A semi-sporting event involving the pushing over of bovine livestock.
The origins of this sport are unknown and there are few set rules.
The aim of the game is for a small team of "tippers" (often numbering from 3-10) to successfully sneak up on a cow, without detection, and push over or "tip" said cow until it is laying completely horizontal on the ground. The tippers then flee the field to a pre-arranged safe area not in the same field as the cow and not on the land of the farm owner, this safe area is often the home of a tipper or a local public house.
The use of tripping aids, such as ropes, is allowed in this sport and are often deployed in two pronged pincer moves against the intended target.

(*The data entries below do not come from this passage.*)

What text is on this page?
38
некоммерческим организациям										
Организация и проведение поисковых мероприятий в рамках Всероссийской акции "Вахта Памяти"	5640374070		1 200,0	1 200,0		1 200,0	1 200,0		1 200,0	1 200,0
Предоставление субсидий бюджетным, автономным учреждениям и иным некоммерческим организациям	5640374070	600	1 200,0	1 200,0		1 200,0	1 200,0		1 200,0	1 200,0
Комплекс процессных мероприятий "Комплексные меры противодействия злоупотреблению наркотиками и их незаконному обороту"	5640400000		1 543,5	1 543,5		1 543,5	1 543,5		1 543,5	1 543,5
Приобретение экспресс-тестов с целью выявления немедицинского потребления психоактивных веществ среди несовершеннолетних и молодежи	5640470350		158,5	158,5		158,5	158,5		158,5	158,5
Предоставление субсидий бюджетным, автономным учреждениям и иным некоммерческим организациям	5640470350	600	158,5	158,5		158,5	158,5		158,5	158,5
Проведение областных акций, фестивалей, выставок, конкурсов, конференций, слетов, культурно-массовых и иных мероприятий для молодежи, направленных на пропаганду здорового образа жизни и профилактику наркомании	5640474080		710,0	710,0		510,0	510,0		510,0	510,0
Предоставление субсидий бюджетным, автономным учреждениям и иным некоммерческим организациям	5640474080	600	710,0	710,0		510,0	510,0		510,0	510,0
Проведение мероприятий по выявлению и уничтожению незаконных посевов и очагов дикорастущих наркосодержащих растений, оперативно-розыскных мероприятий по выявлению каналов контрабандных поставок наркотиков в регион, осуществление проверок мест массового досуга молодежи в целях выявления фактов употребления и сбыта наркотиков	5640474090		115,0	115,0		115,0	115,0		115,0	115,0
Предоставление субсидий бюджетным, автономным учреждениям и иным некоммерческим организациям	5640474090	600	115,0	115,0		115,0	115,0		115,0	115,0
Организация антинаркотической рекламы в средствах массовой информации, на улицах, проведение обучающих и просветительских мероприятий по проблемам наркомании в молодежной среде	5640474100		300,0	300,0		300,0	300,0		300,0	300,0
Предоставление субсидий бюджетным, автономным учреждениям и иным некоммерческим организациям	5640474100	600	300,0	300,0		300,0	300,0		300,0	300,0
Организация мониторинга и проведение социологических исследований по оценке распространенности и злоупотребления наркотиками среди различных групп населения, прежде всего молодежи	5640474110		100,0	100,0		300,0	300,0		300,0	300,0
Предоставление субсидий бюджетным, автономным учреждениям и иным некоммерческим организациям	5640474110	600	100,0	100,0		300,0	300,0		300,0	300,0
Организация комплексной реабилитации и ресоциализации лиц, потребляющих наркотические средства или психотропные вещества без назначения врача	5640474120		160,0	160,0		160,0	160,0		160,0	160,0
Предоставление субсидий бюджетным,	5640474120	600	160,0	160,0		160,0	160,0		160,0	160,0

There are hazards in this sport. The main of which is of the course the cow itself. Often after being tipped the cow may give chase on it's attackers and potentially gore them (horns permitting), there is also a risk of a team member being crushed by the cow as it falls.
Pregnant and nursing cows are not permitted to be tipped in this sport. Bulls are fair game and worth more points because of the increased risk. Multi-tips are also worth more points.
Multi-tips are achieved when a team of tippers successfully tip more than one cow in a field before exiting gaining two points for each additional cow after the first. ie. the first cow is 1pt. the second/third/fourth/fifth etc. are worth 2pts.
Cow 1pt, additional cows 2pts.
Bull 2pts, additional cows 3pts.
Bull 2pts, additional bulls 5pts.
Rules and scoring may vary according to counrty, region and local custom.
Only one round may be played in each field of cows, as soon as any team member leaves the field the round is over and the score finalized. This game can be played by any number of teams of equal size.
Cow-tipping is not a recognized sporting event, however it is found is many countries around the world.